Passes MIRI by using strict provenance: https://play.rust-lang.org/?version=nightly&mode=debug&edition=2021&gist=f96fb47253eb92aa46ae0d8d36cfe678

Changes from before:

    // The providence ptr's address isn't important; the useful information is
    // that it's coming from `buf`.
    let providence_ptr = buf.0.as_ptr() as *const u32;

    // Get a slice from Groups
    let groups: &[u32] = unsafe {
        std::slice::from_raw_parts(
            providence_ptr.with_addr((*token_groups).Groups.as_ptr().addr()),
            (*token_groups).GroupCount as usize,
        )
    };

[saethlin]

The problem you're having here is not related to this issue.

In the invalid code you are creating an intermediate reference which only refers to the GroupCount member, which is a length-1 array (the reference is the receiver of the .as_ptr() slice method). Then .as_ptr() turns that reference into a pointer, then you try to use that to create a slice with length 3.

The root cause of the problem is that length-1 array. If C really has that length-1 array and you really need the type to be compatible that's a real shame (I thought all pointers in C were ABI-compatible, but I'm no C expert).
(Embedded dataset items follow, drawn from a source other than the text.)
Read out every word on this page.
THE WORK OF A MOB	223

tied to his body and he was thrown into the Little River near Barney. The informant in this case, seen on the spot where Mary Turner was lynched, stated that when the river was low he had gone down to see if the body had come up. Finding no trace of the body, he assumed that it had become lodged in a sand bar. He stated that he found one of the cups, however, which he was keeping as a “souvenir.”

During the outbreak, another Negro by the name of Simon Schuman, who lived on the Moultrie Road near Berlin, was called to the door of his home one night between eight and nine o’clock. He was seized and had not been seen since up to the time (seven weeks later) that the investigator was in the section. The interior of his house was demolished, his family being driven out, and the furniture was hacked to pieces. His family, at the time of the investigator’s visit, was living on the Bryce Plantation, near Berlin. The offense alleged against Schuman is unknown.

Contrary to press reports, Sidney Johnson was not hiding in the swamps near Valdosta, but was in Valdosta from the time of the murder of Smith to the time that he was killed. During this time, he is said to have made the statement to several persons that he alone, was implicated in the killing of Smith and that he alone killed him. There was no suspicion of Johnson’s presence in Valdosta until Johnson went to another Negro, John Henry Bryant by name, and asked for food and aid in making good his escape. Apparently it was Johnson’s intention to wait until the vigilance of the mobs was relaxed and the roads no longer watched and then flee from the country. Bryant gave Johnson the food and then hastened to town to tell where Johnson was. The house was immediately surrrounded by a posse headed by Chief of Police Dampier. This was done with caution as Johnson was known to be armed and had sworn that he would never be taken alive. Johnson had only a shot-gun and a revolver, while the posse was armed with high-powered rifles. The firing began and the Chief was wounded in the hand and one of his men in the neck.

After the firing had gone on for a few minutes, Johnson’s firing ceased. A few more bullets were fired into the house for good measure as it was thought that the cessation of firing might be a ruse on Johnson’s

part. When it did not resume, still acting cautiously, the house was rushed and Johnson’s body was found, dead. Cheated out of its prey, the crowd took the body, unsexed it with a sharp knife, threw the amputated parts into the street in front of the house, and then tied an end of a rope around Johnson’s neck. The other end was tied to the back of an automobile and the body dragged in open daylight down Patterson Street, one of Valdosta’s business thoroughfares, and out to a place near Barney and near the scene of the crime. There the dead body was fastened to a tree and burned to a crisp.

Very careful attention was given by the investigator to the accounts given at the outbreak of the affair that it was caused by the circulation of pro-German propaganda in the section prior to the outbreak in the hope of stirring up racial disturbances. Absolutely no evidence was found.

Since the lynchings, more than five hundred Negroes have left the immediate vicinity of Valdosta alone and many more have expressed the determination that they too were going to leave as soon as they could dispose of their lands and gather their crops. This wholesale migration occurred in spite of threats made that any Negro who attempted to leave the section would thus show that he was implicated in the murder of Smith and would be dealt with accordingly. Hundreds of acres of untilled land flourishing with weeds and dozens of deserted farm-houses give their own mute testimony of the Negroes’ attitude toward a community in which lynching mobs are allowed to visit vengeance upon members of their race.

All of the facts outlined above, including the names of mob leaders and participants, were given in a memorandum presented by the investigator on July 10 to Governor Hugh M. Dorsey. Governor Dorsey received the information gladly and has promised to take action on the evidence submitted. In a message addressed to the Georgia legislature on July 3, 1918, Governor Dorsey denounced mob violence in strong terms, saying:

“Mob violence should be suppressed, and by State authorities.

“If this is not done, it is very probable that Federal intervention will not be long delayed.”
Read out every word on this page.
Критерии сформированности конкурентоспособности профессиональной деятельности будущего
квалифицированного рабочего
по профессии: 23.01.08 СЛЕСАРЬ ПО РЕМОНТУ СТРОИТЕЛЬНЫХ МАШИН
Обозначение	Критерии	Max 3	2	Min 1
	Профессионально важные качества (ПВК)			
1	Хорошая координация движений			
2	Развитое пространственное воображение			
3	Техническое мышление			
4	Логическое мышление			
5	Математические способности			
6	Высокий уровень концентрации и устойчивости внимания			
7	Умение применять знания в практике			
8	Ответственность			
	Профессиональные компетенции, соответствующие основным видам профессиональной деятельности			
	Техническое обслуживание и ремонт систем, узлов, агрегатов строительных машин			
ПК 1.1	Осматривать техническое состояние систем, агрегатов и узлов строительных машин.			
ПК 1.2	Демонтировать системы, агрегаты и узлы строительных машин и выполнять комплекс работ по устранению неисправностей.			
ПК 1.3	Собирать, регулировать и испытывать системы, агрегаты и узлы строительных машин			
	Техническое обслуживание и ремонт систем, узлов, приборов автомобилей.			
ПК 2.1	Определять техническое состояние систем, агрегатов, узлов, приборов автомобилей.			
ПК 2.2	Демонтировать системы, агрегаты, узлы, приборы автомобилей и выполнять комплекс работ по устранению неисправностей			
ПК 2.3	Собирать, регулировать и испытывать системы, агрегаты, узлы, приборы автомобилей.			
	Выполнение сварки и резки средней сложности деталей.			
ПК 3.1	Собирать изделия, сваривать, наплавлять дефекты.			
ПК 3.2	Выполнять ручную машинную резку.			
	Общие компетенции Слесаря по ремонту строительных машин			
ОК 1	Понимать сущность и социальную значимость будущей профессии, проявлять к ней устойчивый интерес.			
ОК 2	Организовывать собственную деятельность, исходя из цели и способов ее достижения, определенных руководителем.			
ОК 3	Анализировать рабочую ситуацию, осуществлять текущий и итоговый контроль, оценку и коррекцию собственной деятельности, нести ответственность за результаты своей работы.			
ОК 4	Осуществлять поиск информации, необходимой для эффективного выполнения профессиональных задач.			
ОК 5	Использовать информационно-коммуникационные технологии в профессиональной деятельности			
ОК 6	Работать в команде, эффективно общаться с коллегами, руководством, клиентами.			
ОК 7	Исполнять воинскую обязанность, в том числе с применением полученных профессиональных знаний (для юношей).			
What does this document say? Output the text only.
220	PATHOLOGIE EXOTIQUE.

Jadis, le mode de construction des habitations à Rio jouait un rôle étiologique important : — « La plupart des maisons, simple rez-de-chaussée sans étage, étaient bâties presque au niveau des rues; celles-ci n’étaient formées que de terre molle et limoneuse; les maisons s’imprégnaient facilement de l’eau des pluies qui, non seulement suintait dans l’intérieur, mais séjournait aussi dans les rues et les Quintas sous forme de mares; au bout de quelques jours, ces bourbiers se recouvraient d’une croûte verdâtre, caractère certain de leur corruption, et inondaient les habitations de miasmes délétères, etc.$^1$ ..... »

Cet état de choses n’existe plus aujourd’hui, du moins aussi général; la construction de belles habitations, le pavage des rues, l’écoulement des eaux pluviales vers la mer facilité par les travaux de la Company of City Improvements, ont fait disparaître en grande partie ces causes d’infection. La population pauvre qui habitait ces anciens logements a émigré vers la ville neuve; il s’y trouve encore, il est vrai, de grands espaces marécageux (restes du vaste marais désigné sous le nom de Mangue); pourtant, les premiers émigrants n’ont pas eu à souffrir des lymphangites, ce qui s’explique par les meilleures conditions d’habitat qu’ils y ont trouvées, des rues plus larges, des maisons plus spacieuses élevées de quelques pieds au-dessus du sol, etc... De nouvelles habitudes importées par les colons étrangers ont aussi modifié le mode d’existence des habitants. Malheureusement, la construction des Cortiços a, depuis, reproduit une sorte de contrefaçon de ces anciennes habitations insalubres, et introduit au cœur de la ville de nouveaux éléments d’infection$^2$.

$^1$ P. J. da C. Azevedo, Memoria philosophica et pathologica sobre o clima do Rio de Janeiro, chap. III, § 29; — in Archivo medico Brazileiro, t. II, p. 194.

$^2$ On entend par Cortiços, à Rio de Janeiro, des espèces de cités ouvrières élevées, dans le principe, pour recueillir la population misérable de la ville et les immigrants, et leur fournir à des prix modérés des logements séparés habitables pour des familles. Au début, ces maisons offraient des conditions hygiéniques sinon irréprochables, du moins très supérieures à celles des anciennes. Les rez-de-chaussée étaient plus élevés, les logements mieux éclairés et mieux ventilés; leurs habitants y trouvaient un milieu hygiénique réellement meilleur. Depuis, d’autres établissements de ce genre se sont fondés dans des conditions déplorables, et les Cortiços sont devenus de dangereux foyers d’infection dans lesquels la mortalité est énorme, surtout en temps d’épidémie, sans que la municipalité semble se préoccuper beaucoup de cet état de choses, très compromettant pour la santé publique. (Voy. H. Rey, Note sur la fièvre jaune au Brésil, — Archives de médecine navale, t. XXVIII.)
It looks like you are trying to imitate flexible array members, and Rust supports them too, the last member in your struct could be type [u32] (I would personally not attempt this, but that is much more my own inexperience with the feature than anything else).

The other way out of this is to do the address calculation you want using offset_of!. You can use the memoffset crate: https://crates.io/crates/memoffset or refer to the RFC: https://github.com/rust-lang/rfcs/pull/3308.

Happy to discuss more on the miri stream in the Rust Zulip: https://rust-lang.zulipchat.com/, your comment is strictly-speaking off topic for this issue. And while GitHub is a great place for some things it is a very poor support forum :)

[RalfJung]

It's not just shrinking, allocators that overallocate (as allowed by the Allocator::allocate docs) also fail under miri:

That is what I mean by shrinking: allocating more, and then only returning a part of that from the allocation request (hence "shrinking" the underlying allocation to fit the request).

---

We now have the very experimental Tree Borrows mode in Miri, which should be able to handle code like this. You can enable it via -Zmiri-tree-borrows.

[Nemo157]

By "overallocating" I mean allocating something larger than the requested layout and returning the entire larger allocation, not returning a subset.

[RalfJung]

I think that just means Box is doing the shrinking. It ignores the length of the returned slice.